Nos primeiros dias o viajante pagou sua estadia reformando o estábulo, resolvendo fissuras na estrutura que facilitavam a entrada do frio, melhorando o ambiente para si e para os cavalos.

Quando o tempo melhorou, o empregador argumentou que não era possível garantir por quantos dias o sol permaneceria, assim, contratou o viajante para fazer reparos na casa. Ali ele só entrava de dia, e apenas se o viúvo estivesse em casa. Nunca dirigia a palavra à "menina". Todas regras impostas por ele mesmo. A filha do viúvo era uma jovem mulher, com um pouco mais de idade do que era costume se casar por aqueles lados, mas rejeitou sempre os pretendentes, agarrando-se ao compromisso de ajudar o pai.

Os reparos da casa duraram um mês.

"Senhor. Pode conferir tudo. Telhado, portas, janelas. Aproveitei para mexer nas suas ferramentas. Tirei ferrugem, amolei, lubrifiquei. Agora sigo com a primavera. Nunca vou esquecê-lo. Serei sempre grato."

O velho tinha uma expressão que oscilava entre contentamento e decepção. A menina também. Lendo os pensamentos do mudo senhor, aproximou-se.

"Nosso campo é pequeno, mas parece imenso quando apenas dois trabalham. A sua montanha não vai fugir. Trabalhe aqui na primavera. Ajude-nos no plantio."

Essa conversa aconteceu na varanda da casa, enquanto o sol nascente dourada o leste. O viajante tirou o chapéu e enxugou a testa com as mangas. Não havia trabalhado, mas era uma manhã muito quente. Olhou para o norte, "logo ali" e respirou fundo.

"Na viagem de volta...", contava o pai, "...meu pai, seu avô, estava desesperado de saudade de minha mãe e meus irmãos, mas nosso retorno foi adiado muitas vezes, pois ele nunca rejeitava um pedido de ajuda."

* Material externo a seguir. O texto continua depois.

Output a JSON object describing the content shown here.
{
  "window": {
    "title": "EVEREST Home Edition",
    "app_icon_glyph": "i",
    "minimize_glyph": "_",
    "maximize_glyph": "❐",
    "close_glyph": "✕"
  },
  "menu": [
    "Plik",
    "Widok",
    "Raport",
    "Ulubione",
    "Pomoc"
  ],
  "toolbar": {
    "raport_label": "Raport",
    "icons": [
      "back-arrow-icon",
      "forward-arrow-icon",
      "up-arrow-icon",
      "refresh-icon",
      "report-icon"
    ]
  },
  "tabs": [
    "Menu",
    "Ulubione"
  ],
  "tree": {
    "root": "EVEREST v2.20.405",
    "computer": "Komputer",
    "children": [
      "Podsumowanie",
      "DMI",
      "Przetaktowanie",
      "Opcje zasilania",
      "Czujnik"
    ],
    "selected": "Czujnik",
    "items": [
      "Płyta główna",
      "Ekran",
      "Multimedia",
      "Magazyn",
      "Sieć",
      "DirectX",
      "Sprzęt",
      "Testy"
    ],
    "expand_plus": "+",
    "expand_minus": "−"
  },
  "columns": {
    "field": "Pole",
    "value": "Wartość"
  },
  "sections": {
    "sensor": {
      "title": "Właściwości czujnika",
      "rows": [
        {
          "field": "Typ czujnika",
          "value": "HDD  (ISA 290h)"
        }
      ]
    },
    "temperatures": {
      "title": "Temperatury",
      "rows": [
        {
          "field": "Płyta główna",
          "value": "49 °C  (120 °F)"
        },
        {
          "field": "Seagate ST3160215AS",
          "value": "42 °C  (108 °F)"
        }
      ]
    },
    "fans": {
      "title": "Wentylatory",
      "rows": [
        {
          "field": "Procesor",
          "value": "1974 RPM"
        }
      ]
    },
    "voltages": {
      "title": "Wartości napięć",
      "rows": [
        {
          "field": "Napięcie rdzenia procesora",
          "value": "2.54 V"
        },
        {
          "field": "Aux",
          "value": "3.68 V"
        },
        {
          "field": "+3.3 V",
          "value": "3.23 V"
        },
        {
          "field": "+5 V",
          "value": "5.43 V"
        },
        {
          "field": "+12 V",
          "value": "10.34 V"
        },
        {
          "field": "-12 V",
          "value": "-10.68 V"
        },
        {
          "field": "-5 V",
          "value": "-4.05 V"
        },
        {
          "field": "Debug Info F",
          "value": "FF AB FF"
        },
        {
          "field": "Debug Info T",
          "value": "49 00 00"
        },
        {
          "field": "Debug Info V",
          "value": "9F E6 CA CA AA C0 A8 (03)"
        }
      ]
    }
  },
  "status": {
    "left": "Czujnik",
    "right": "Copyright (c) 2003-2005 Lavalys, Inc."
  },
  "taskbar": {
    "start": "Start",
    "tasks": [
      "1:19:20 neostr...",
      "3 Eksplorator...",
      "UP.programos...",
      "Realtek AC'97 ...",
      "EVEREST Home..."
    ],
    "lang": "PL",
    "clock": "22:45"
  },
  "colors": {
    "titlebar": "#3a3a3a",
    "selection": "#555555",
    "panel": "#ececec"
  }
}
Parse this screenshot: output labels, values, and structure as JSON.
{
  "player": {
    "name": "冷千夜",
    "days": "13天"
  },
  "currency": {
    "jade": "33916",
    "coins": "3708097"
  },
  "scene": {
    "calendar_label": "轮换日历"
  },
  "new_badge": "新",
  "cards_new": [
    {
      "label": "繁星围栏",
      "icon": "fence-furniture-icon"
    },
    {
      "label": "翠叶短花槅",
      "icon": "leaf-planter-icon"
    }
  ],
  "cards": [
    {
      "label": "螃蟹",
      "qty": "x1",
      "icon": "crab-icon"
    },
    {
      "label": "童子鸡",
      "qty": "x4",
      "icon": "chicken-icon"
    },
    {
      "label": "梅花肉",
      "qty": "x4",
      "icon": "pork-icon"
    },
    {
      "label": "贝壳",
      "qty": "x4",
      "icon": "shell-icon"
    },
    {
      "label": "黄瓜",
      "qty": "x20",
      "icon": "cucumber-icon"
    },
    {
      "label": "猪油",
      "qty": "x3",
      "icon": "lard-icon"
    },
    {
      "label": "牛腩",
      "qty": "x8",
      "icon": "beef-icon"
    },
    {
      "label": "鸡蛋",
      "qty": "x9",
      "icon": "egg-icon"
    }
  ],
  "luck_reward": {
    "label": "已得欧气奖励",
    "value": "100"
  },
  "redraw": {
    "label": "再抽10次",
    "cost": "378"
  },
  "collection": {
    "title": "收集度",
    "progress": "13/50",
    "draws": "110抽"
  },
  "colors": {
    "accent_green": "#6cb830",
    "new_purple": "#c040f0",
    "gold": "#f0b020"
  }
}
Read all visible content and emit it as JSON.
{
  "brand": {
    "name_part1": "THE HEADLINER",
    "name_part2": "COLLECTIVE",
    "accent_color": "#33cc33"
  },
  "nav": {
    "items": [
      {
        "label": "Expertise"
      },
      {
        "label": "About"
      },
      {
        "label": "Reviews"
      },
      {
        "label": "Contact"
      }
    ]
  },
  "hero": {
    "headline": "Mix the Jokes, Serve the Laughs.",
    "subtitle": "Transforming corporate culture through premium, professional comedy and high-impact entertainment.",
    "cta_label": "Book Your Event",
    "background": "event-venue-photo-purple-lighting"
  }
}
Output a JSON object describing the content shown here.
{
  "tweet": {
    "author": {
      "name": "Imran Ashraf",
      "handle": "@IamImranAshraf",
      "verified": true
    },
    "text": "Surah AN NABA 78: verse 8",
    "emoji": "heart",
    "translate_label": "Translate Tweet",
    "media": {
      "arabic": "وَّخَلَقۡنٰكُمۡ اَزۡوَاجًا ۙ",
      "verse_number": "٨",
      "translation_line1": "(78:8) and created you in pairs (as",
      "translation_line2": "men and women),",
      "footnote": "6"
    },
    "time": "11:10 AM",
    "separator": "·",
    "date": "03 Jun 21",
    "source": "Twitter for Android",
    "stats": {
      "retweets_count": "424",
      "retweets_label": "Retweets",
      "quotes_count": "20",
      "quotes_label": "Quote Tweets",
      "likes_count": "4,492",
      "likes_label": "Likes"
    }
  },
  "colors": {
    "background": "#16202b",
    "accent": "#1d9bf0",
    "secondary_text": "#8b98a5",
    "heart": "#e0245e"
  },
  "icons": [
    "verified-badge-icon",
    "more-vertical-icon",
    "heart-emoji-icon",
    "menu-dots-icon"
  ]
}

"Meu pai desconfiava dos deuses...", dizia o sonhador, " ...então ele assumia a responsabilidade de ser a ajuda que não vinha do céu.".

"Eu fico!", decretou o viajante.

A menina sorriu mais que o velho.

A lida com a terra, associada àquela intervenção, tornou impossível manter a regra de não falar com a moça. Trabalhavam juntos do nascer ao por do sol. Trocavam os conhecimentos do campo que cada um trazia de sua própria família. Eventualmente o velho anunciava uma dor nas costas e se retirava mais cedo para "esticar a coluna!", como ele mesmo dizia. O viajante e a "menina" se entre-olhavam e riam. Sabiam que ele ia dormir.

Na cadência das coisas do campo o tempo passou: limpeza da terra, arado, semeadura, irrigação, germinação, cuidados adicionais, verão, colheita, outono, olhares , inverno, "fique", primavera, mãos que se tocaram acidentalmente ao tentar alcançar uma enxada, sorrisos tímidos, verão, lamentos para a Lua, outono, insegurança, inverno, flertes, primavera,"eu não sei descrever o que sinto", verão, "não me deixe!", outono, "Me aceite e serei seu!", inverno, "Eu não vou durar muito. Proteja minha menina.", primavera, casamento, verão, velório, outono, tontura, inverno, "Está chutando!", Primavera, "É menina!"; primavera, "É menina!", Primavera, "Um menino!", primavera, primavera, primavera...

"Vovô. Conta sua história de novo."

"Vocês não enjoam?"

"Nunca!"

"Era uma vez um menino, meu pai, avô do seu pai. Esse menino reve um sonho e este sonho o levou a uma viagem.

O fruto desta viagem foi um totem e uma promessa."

"Que promessa vovô?"

"O totem era a imagem de uma serpente. Diz a lenda que ela protegia nossos ancestrais e sempre deixava um presente. A promessa era que ela devia um presente ao meu pai."

"E qual foi o predeny, vovô?"

"O presente foi perdê-la."

"Por quê?"

"Porque eu saí em uma longa viagem para reencontrá-la, mas não consegui. Ela me presenteou com algo que eu nunca procurei. O maior tesouro de todos."

"Que tesouro, vovô?"

"Sua avó, meus filhos, vocês. Uma vida muito boa. Principalmente, uma vida muito bonita."

"O senhor nunca foi para o norte, vovô?"

"Não, meus queridos. Seria desrespeito. Eu fui até onde ela queria que eu estivesse."

"E como o senhor sabe disso?"

"Porque vocês estão aqui e podemos ter essa conversa."

"Vocês estão amolando seu avô de novo?"

"Não brigue com eles, minha 'menina'. Eles gostam de ouvir. Eu gosto de contar."

"Por quê?"

"Te conhecer foi um presente imenso. Um privilégio. Eu aprendi a palavra 'privilégio' só para poder descrever. Serei sempre grato."